Il club dei giuristi, luogo non accademico di incontri amichevoli e di discussione critica del diritto, è nato da una felice intuizione di Federico Spantigati.

Dopo la prima riunione, avutasi il 2 ottobre 1986 con una relazione di G. Crifò sulla indispensabilità e inutilità della romanistica attuale e discussa tra gli altri da G. Arena, S. Baratta, P. Bellini, A. Cerri, S. Lariccia, N. Lipari, C. Pecorella, F. Spantigati, il club dei giuristi ha organizzato moltissimi convegni senza soluzione di continuità.

Ha istituito, dal 1987, il premio I libri dell'anno nella scienza giuridica, ha dato vita alle riviste Diritto Romano Attuale. Storia, metodo, cultura nella scienza giuridica (1/1999, coordinatori G. Crifò/F. Spantigati; coordinatore, dal 2005, V. Crescenzi, ESI ed.) e Ritorno al diritto: i valori della convivenza (1/2005, direttori G. Crifò/F. Spantigati; dal 2007, G. Crifò, Francoangeli ed.). Ha in pubblicazione, in omaggio alla memoria dell'amico scomparso, il Liber amicorum per Federico Spantigati.

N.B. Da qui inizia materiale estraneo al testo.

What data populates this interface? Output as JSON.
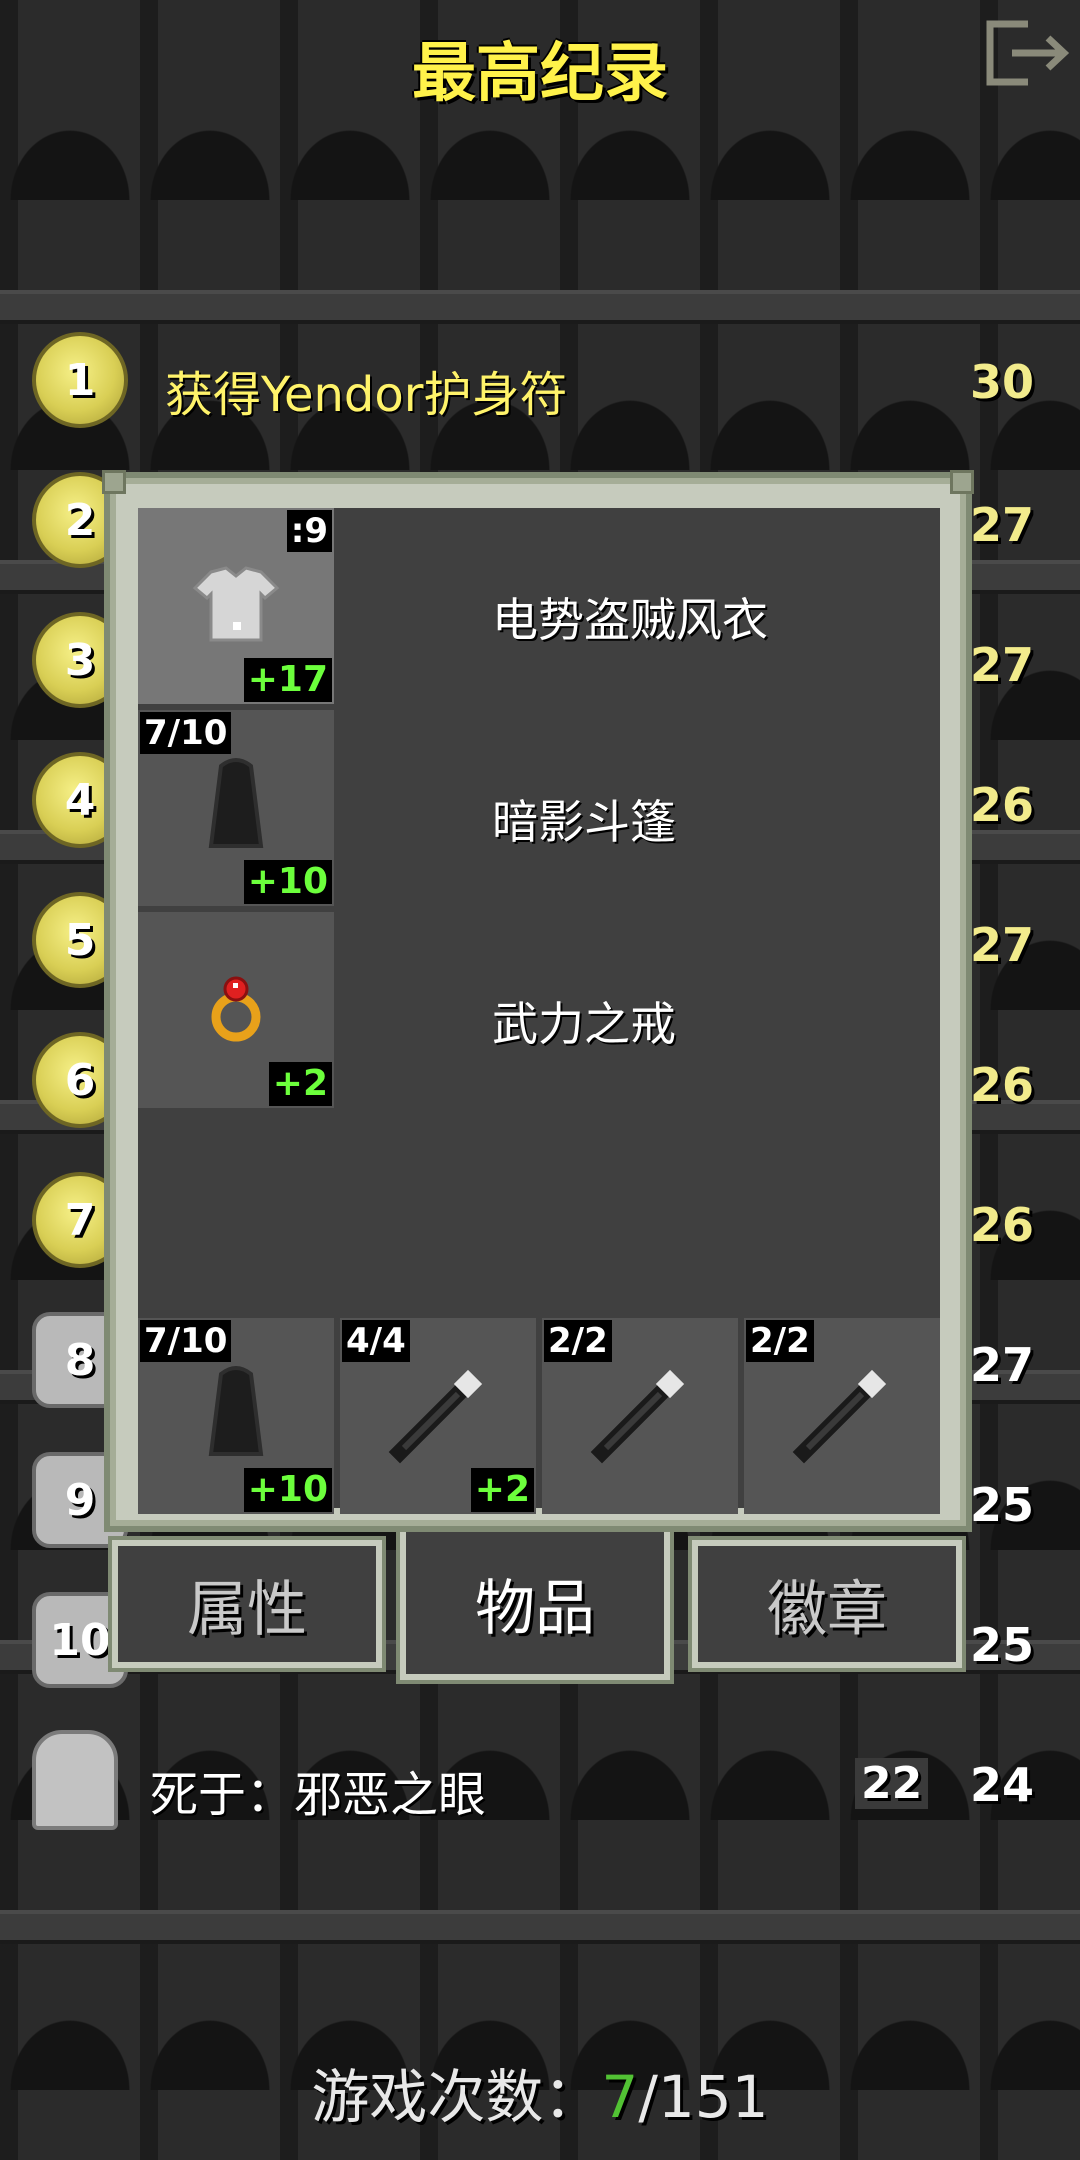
{
  "title": "最高纪录",
  "rankings": [
    {
      "rank": "1",
      "text": "获得Yendor护身符",
      "level": "30"
    },
    {
      "rank": "2",
      "level": "27"
    },
    {
      "rank": "3",
      "level": "27"
    },
    {
      "rank": "4",
      "level": "26"
    },
    {
      "rank": "5",
      "level": "27"
    },
    {
      "rank": "6",
      "level": "26"
    },
    {
      "rank": "7",
      "level": "26"
    },
    {
      "rank": "8",
      "level": "27"
    },
    {
      "rank": "9",
      "level": "25"
    },
    {
      "rank": "10",
      "level": "25"
    }
  ],
  "death": {
    "text": "死于：邪恶之眼",
    "depth": "22",
    "level": "24"
  },
  "games": {
    "label": "游戏次数：",
    "current": "7",
    "total": "/151"
  },
  "popup": {
    "items": [
      {
        "name": "电势盗贼风衣",
        "top_right": ":9",
        "bonus": "+17"
      },
      {
        "name": "暗影斗篷",
        "top_left": "7/10",
        "bonus": "+10"
      },
      {
        "name": "武力之戒",
        "bonus": "+2"
      }
    ],
    "quickslots": [
      {
        "top_left": "7/10",
        "bonus": "+10",
        "icon": "cloak-icon"
      },
      {
        "top_left": "4/4",
        "bonus": "+2",
        "icon": "wand-icon"
      },
      {
        "top_left": "2/2",
        "icon": "wand-icon"
      },
      {
        "top_left": "2/2",
        "icon": "wand-icon"
      }
    ],
    "tabs": {
      "stats": "属性",
      "items": "物品",
      "badges": "徽章"
    }
  },
  "colors": {
    "title": "#fff24a",
    "bonus": "#6cff3c",
    "games_current": "#52c234"
  }
}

Funzione del giurista è elaborare idee che è la società a valutare, accettare, attuare. Oggi la difficoltà di usare efficacemente il diritto è percepita da molti, giuristi e non giuristi. Ritorno al diritto. I valori della convivenza si rivolge ai giuristi invitandoli, nel manifesto che ha aperto il primo numero di questa rivista 1/2005, a cambiare radicalmente i punti di riferimento del ragionamento giuridico. Inoltre, si rivolge ai non giuristi che ambiscono a capire le possibilità di uso del diritto, oggi.